Я сейчас же вскочила на ноги, однако из омерзения не подняла глаза на любовников. Я покорно последовала за ними к выходу, где Борджа на прощание поцеловал Катерине руку.
Как только мы вернулись в покои графини, я закрыла дверь и прошептала:
– Не могу поверить, что ты сделала это, мадонна! О чем ты думала, предаваясь греху и безумию?
Катерина сердито сжала губы, однако сумела взять себя в руки.
– Греху – да, может быть, но только не безумию.
Больше не скрывая своего смятения, я продолжала:
– Я никак не могла одобрить романа с Жераром де Монтанем, хотя и понимала причины. Но выбрать Борджа!.. От одной мысли о нем у меня по спине идут мурашки! Я не смогу выгораживать тебя перед мужем, если ты готова отдаться любому мужчине в Риме!
– Он такой талантливый любовник, – кокетливо произнесла Катерина. – И очень скрытный. Ты ни за что не догадалась бы, если бы я сегодня не потеряла голову.
– Так сегодня не первый раз? – Я была просто ошарашена и смотрела на нее во все глаза.
– Всего лишь шестой, – усмехнулась она.
Я содрогнулась и проговорила:
– Я даже не сержусь, мадонна… Я в ужасе. Не понимаю, почему тебя это не пугает! Твой муж отравил Жерара, разве тебе мало подобного предостережения? К чему ставить себя в такое опасное положение?

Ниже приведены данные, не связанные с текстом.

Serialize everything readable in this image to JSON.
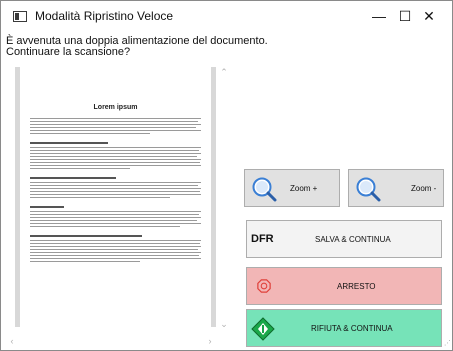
{
  "window": {
    "title": "Modalità Ripristino Veloce",
    "minimize_glyph": "—",
    "maximize_glyph": "☐",
    "close_glyph": "✕"
  },
  "prompt": {
    "line1": "È avvenuta una doppia alimentazione del documento.",
    "line2": "Continuare la scansione?"
  },
  "preview": {
    "page_title": "Lorem ipsum"
  },
  "buttons": {
    "zoom_in": "Zoom +",
    "zoom_out": "Zoom -",
    "save_prefix": "DFR",
    "save_continue": "SALVA & CONTINUA",
    "stop": "ARRESTO",
    "refuse_continue": "RIFIUTA & CONTINUA"
  },
  "colors": {
    "stop_bg": "#f2b6b6",
    "refuse_bg": "#76e3b8",
    "save_bg": "#f3f3f3",
    "zoom_bg": "#e1e1e1",
    "icon_blue": "#3a7fd5",
    "icon_red": "#e0403a",
    "icon_green": "#1aa84a"
  },
  "icons": {
    "app": "window-icon",
    "zoom_in": "magnifier-plus-icon",
    "zoom_out": "magnifier-minus-icon",
    "stop": "stop-sign-icon",
    "refuse": "green-diamond-arrow-icon"
  }
}
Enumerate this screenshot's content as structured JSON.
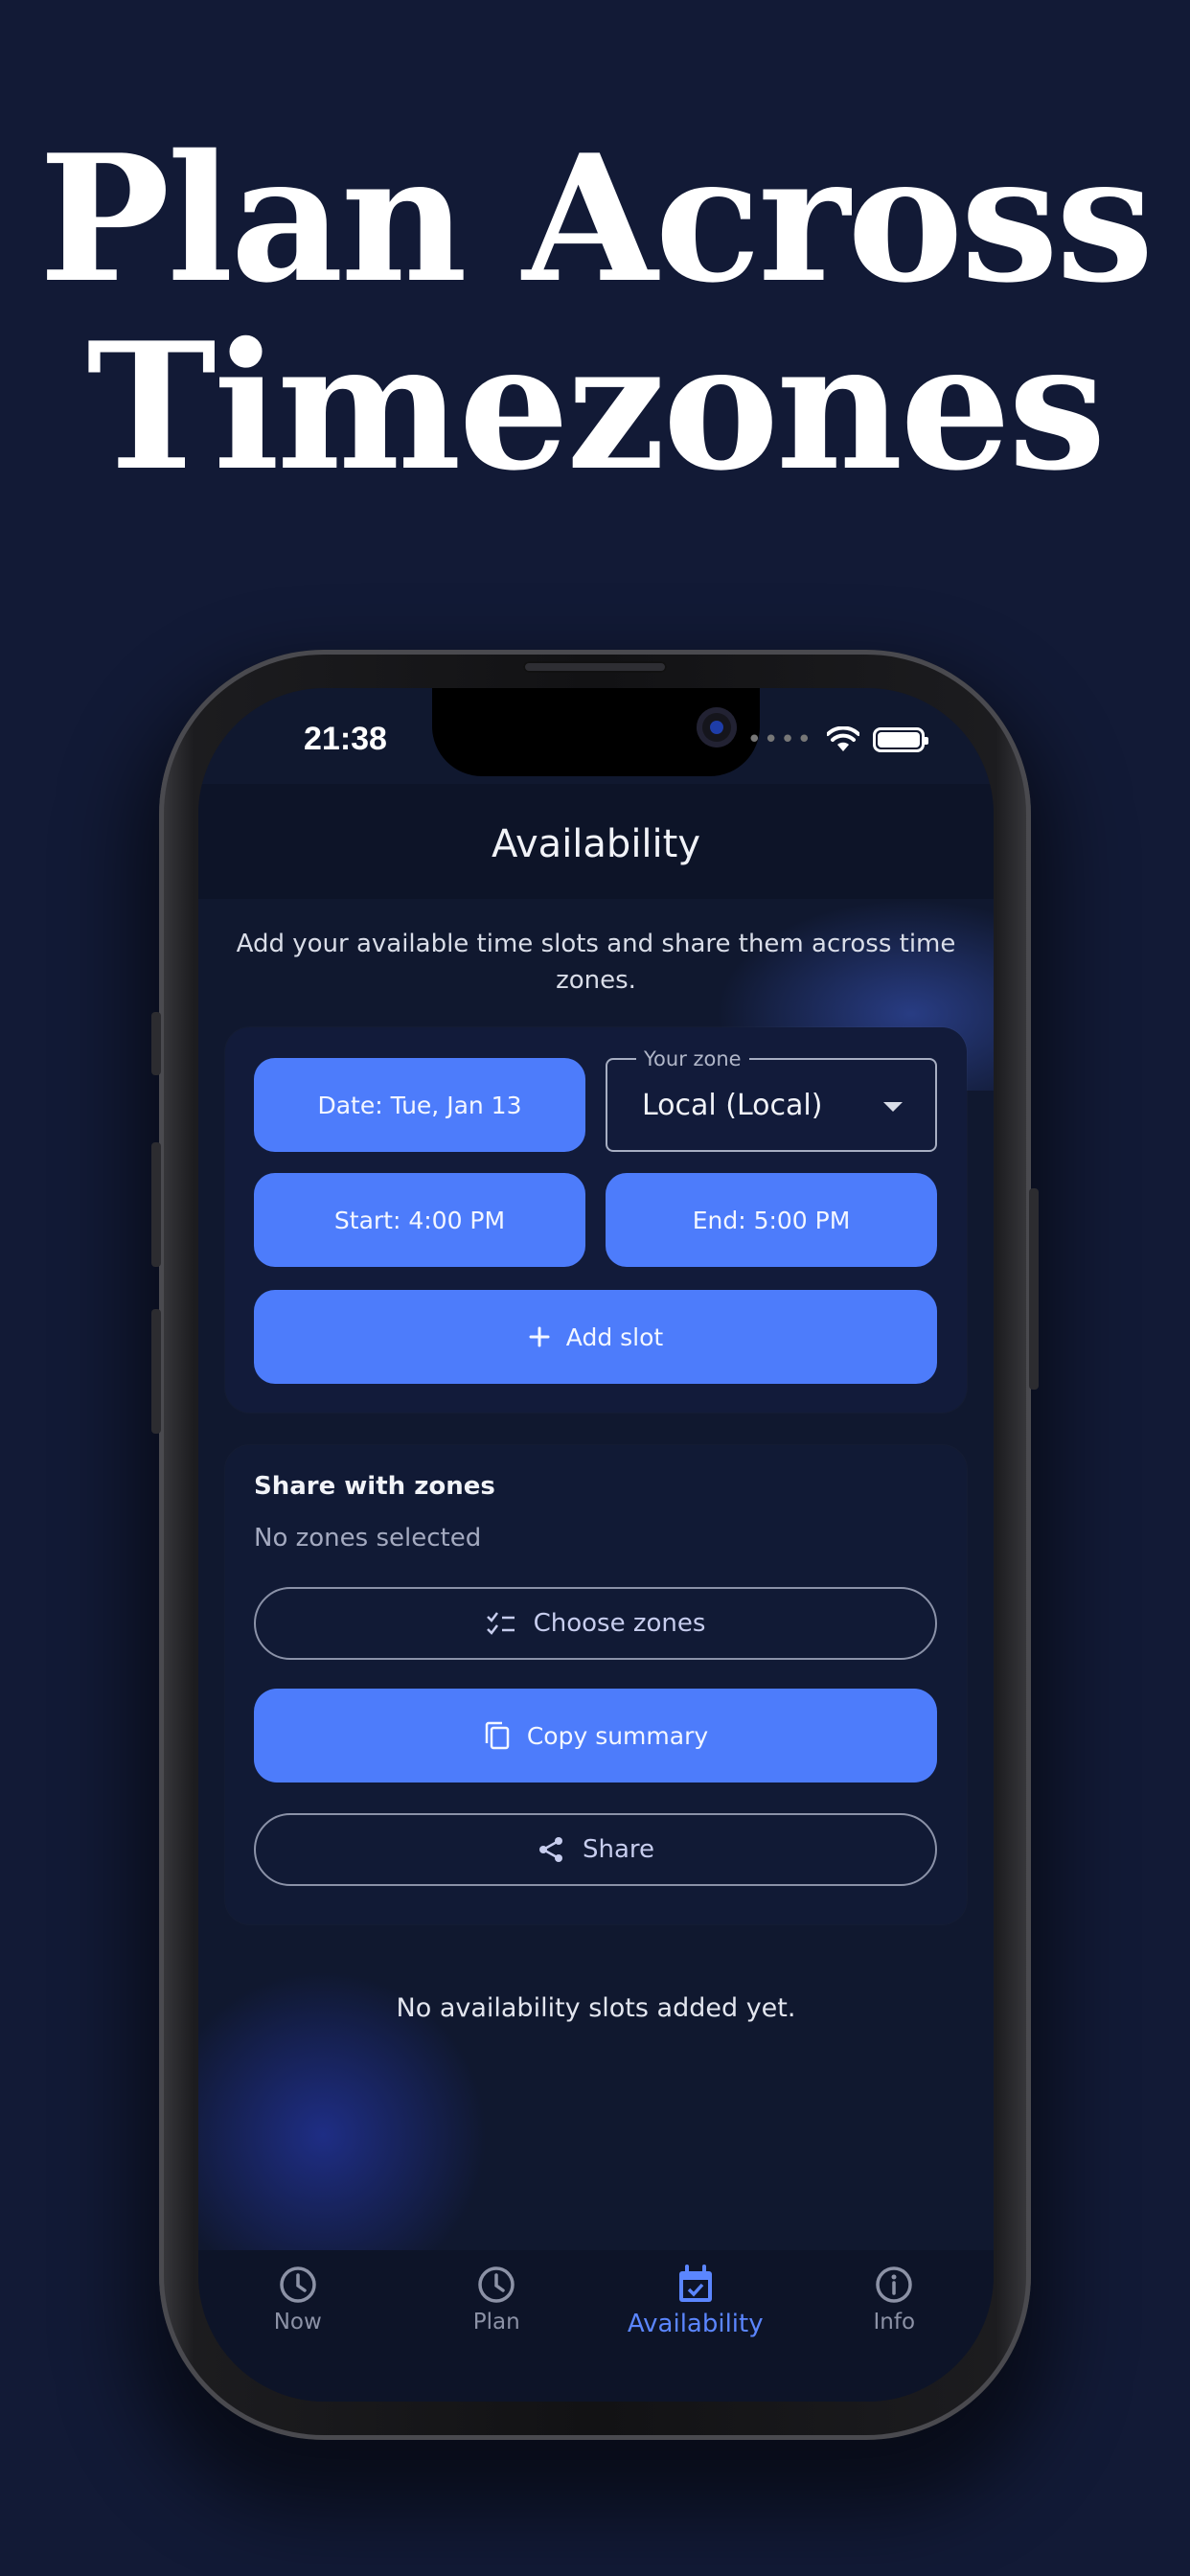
{
  "hero": {
    "line1": "Plan Across",
    "line2": "Timezones"
  },
  "status_bar": {
    "time": "21:38"
  },
  "app": {
    "title": "Availability",
    "intro": "Add your available time slots and share them across time zones."
  },
  "slot_form": {
    "date_button": "Date: Tue, Jan 13",
    "zone_label": "Your zone",
    "zone_value": "Local (Local)",
    "start_button": "Start: 4:00 PM",
    "end_button": "End: 5:00 PM",
    "add_slot_button": "Add slot"
  },
  "share": {
    "heading": "Share with zones",
    "status": "No zones selected",
    "choose_zones_button": "Choose zones",
    "copy_summary_button": "Copy summary",
    "share_button": "Share"
  },
  "empty_state": "No availability slots added yet.",
  "bottom_nav": [
    {
      "label": "Now",
      "icon": "clock-icon"
    },
    {
      "label": "Plan",
      "icon": "clock-icon"
    },
    {
      "label": "Availability",
      "icon": "calendar-check-icon",
      "active": true
    },
    {
      "label": "Info",
      "icon": "info-icon"
    }
  ],
  "colors": {
    "background": "#121a36",
    "accent": "#4d7cfb",
    "active_nav": "#5b86ff"
  }
}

– Куда более опасное, чем тебе кажется, – ответила она, внимательно глядя мне в лицо. – Джироламо не убивал Жерара.
– Тогда кто?.. – Я так и застыла с раскрытым ртом, прежде чем прошептать: – Борджа?
Катерина кивнула.
– Я не люблю Родриго, но восхищаюсь его хитроумием. Я узнаю у кардинала все, что смогу. Он думает, будто умнее меня. Я же собираюсь доказать обратное.
– Боже мой, – прошептала я. – Ты точно знаешь, что он убийца, мадонна? Если да, то зачем приглашать его и заниматься с ним любовью? Чего ради ты нарываешься на неприятности?
– Я пытаюсь защитить себя и своего первенца, – решительно возразила Катерина и приложила руку к животу, пока еще плоскому. – Если не сумею, то мой муж скоро лишится влияния. Я не собираюсь с позором вернуться в дыру, именуемую Имолой, чтобы править кучкой крестьян.
– Да ты сама еще ребенок – и хочешь переиграть Борджа?! – возмутилась я. – Он весьма искушен в предательстве! Как интрижка с ним защитит тебя?..
Катерина вскинула руку и гневно отрезала:
– Хватит! Больше я тебе ничего не скажу.
– Почему же? Я слышала и не такое.
Она нежно коснулась моей руки и лукаво, не глядя мне в глаза, призналась:
– Потому что из всех людей на свете я больше всего хочу защитить тебя. Ты единственный человек, которому я верю.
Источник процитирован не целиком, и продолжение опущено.